Mycn-deficient cardiomyocytes are eliminated by apoptosis when confronted with Myc-overexpressing neighbours. (A) Confocal sections of wild-type (Wt), cKO-Mycn;iMOS-Myc and cKO-Mycn E10.5 hearts (from left to right) showing PH3 staining in red. Arrowheads point to PH3-positive cardiomyocytes. (B) Percentage of PH3-positive cardiomyocytes at E10.5 from the different groups in A. (C) Confocal sections of Wt and cKO-Mycn E10.5 hearts stained by TUNEL and α-SMA immunolabelling. Arrowhead points to TUNEL-positive cardiomyocytes. (D) Percentage of TUNEL-positive cardiomyocytes from the hearts in C. (E) Confocal sections of cKO-Mycn;iMOS-Myc hearts at E10.5 showing EYFP and ECFP populations in the myocardium. Filled arrowheads and top insets (magnifications of the boxed areas) show TUNEL⁺ ECFP⁺ cells. Empty arrowheads and bottom insets show TUNEL⁺ EYFP⁺ cells. (F) Percentage of EYFP- and ECFP-positive cardiomyocytes also positive for TUNEL staining in E10.5 cKO-Mycn;iMOS-Myc hearts. LA, left atria LV, left ventricle; RA, right atria; RV, right ventricle. n=3 cKO-Mycn;iMOS-Myc, n=4 cKO-Mycn, n=3 iMOS-Myc. Data in B,D,F are mean±s.e.m.; *P<0.05; **P<0.01; ns, not significant Scale bars: 100 µm (A,C,E, main panels); 20 µm (insets in E).

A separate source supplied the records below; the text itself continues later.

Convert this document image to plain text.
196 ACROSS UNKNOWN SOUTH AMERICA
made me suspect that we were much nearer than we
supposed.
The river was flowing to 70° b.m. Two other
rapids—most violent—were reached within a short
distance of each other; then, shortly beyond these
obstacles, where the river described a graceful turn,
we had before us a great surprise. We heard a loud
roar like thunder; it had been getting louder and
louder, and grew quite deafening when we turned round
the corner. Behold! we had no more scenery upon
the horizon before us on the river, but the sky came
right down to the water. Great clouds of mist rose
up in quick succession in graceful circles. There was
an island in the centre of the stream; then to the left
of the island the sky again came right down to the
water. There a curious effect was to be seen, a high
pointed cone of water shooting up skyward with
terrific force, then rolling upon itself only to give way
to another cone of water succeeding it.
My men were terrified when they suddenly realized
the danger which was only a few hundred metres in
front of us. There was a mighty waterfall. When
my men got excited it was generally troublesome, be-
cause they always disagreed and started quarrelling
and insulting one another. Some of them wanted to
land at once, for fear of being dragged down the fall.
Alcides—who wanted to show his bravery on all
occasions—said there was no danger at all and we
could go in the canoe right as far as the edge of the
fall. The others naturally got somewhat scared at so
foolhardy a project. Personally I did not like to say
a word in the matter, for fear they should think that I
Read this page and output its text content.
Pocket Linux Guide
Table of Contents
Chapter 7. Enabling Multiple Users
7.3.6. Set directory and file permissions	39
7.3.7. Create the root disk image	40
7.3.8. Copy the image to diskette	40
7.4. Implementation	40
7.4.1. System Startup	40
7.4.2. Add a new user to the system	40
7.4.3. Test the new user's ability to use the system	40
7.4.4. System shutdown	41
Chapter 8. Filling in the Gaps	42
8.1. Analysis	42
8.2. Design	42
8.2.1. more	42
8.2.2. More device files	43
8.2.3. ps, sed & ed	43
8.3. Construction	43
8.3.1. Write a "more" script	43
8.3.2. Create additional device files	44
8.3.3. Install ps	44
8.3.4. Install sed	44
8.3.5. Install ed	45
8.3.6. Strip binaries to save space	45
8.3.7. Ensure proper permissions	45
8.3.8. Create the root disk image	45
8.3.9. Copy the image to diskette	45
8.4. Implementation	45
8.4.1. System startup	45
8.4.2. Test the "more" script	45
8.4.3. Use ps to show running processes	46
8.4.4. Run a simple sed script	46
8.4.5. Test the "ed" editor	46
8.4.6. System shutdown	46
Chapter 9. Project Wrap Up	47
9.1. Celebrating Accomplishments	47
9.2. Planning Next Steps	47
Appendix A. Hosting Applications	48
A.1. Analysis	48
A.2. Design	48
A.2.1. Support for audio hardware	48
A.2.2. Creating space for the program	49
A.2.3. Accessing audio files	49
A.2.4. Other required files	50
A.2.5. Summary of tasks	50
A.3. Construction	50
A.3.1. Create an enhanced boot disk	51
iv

Taken together, our results show that Myc is not required for heart development in the Nkx2.5-Cre⁺ lineage and is not detectably expressed in developing cardiomyocytes. Although this excludes a function of Myc in cardiomyocytes, the study is not conclusive regarding Myc functions in endothelial or epicardial lineages that are not completely affected by Nkx2.5-Cre recombination. In the context of previous evidence from endogenous Myc expression and function analyses in the adult heart (Jackson et al., 1990; Schneider et al., 1986; Zhong et al., 2006), it is concluded that Myc expression and its role in heart physiology are restricted to stress responses during adult life, whereas Mycn fully assumes the constitutive roles of the family during cardiogenesis. In addition, we show that Myc can replace Mycn functionally during cardiomyocyte development and that cell competition contributes to rescuing heart function by stimulating the elimination of defective cells. This demonstration adds to previous evidence indicating that the developing heart can adapt to the progressive loss of up to 50% of its cardiomyocyte population by compensatory proliferation of the healthy population (Drenckhahn et al., 2008). In contrast to this previously reported model, in which the unhealthy cardiomyocyte population is not eliminated by cell death but just diluted out (Drenckhahn et al., 2008), in the model presented here the unhealthy cell population is not prone to cell death when in isolation but undergoes massive cell death when confronted with a Myc-rescued cardiomyocyte population. These results suggest an endogenous role for cell competition in the correction of contingent defects that may appear in cardiomyocytes during development.